To achieve sth similar in nest.js you can do:

  1. Create a typescript decorator such as this
/* eslint-disable @typescript-eslint/ban-types */
export const decoratedClasses: Record<string, Function[]> = {};

/** 
 * Marks this class as decorating another provider.
 */
export const Decorates = (
  decoratedProvider: symbol, 
): ClassDecorator => 
  <T extends Function>(target: T) => {
    const stringKey = decoratedProvider.toString();

    if (decoratedClasses[stringKey] === undefined) 
      decoratedClasses[stringKey] = [target];
    else 
      decoratedClasses[stringKey] = [...decoratedClasses[stringKey], target];
  };
  1. Create decorator provider interface
export interface IDecoratorProvider<T> {
  provideDecoratorFor(decoratee: T): T;
}

This layer is necessary to automatically inject any dependency of factory decorator.

  1. Create example provider and its decorator: you can decorate providers as well as factories of providers as in this example:
    Provider (factory): MongoDbRepositoryFactory
    Decorator: CachedMongoDbRepositoryFactoryDecorator (adds cache to repository created by the factory, not shown here as implementation is not important for this example)
    Decorator Provider: CachedMongoDbRepositoryFactoryDecoratorProvider
@Injectable()
@Decorates(MongoDbTypes.MongoDbRepositoryFactory)
export class CachedMongoDbRepositoryFactoryDecoratorProvider
implements IDecoratorProvider<IRepositoryFactory> {

  public constructor (
    @Inject(CachingTypes.CachingService)
    private readonly cachingService: CachingService,
  ) {}

  public provideDecoratorFor(decoratee: IRepositoryFactory<T, A, E>): IRepositoryFactory<T, A, E> {
    return new CachedMongoDbRepositoryFactoryDecorator(decoratee, this.cachingService);
  }
}
  1. Create an extension module which registers decorator as a provider.
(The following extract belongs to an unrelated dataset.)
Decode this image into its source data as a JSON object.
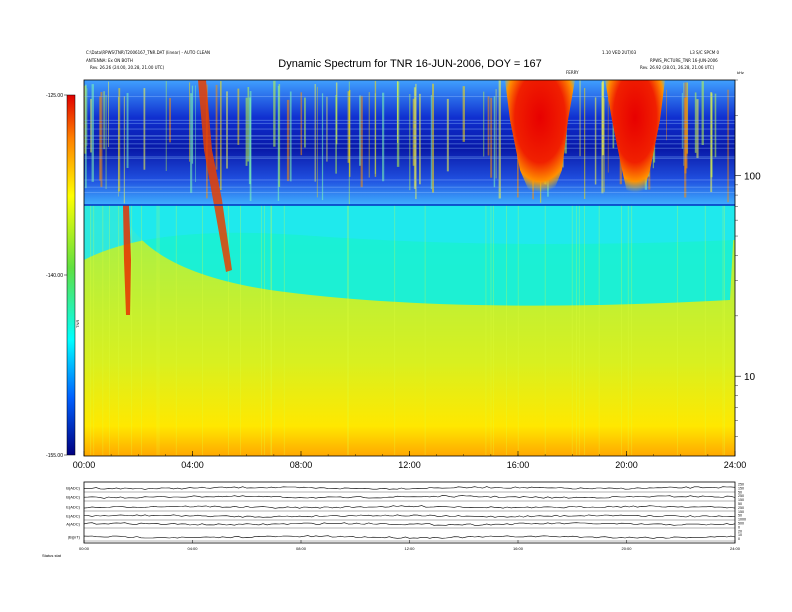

The module must be global for decorator to be applied dynamically to previously registered provider.
/** 
 * * This module is marked as global because it exports at least one decorator which should be applied dynamically, 
 * * without original module knowing about it.  
 */
@Global() 
@Module({
  imports: [
    CachingModule, 
  ],
  controllers: [],
  providers: [CachedMongoDbRepositoryFactoryDecoratorProvider],
  exports: [CachedMongoDbRepositoryFactoryDecoratorProvider]
})
export class MongoDbCachedModule {}
  1. Create helper to register providers that can be dynamically extended by decorators from other modules
export const createDecoratedProvider = <T>(name: symbol, baseProviderClass: new(...args: never[]) => T
): Provider<T> => ({
  provide: name,
  useFactory: <T>(
    baseProviderClass: T, 
    ...decorators: IDecoratorProvider<T>[]
  ) => {
    if (decorators.length === 0) 
      return baseProviderClass;

    let decoratedInstance = baseProviderClass;
    for (const decorator of decorators) {
      decoratedInstance = decorator.provideDecoratorFor(decoratedInstance);
    }

    return decoratedInstance;
  },
  inject: [baseProviderClass, ...decoratedClasses[name.toString()]],
  scope: Scope.REQUEST
});

Example usage:

@Module({
  imports: [...],
  controllers: [],
  providers: [ 
  MongoDbRepositoryFactory,
  createDecoratedProvider(
    MongoDbTypes.MongoDbRepositoryFactory, 
    MongoDbRepositoryFactory
  )],
  exports: [MongoDbTypes.MongoDbRepositoryFactory]
})
export class MongoDbModule {}

It works in my case and allows to register any number or extensions to original service (provider) without original service knowing about it.

If anyone finds a simpler workaround to enable this feature please let me know. Hope that helps anyone.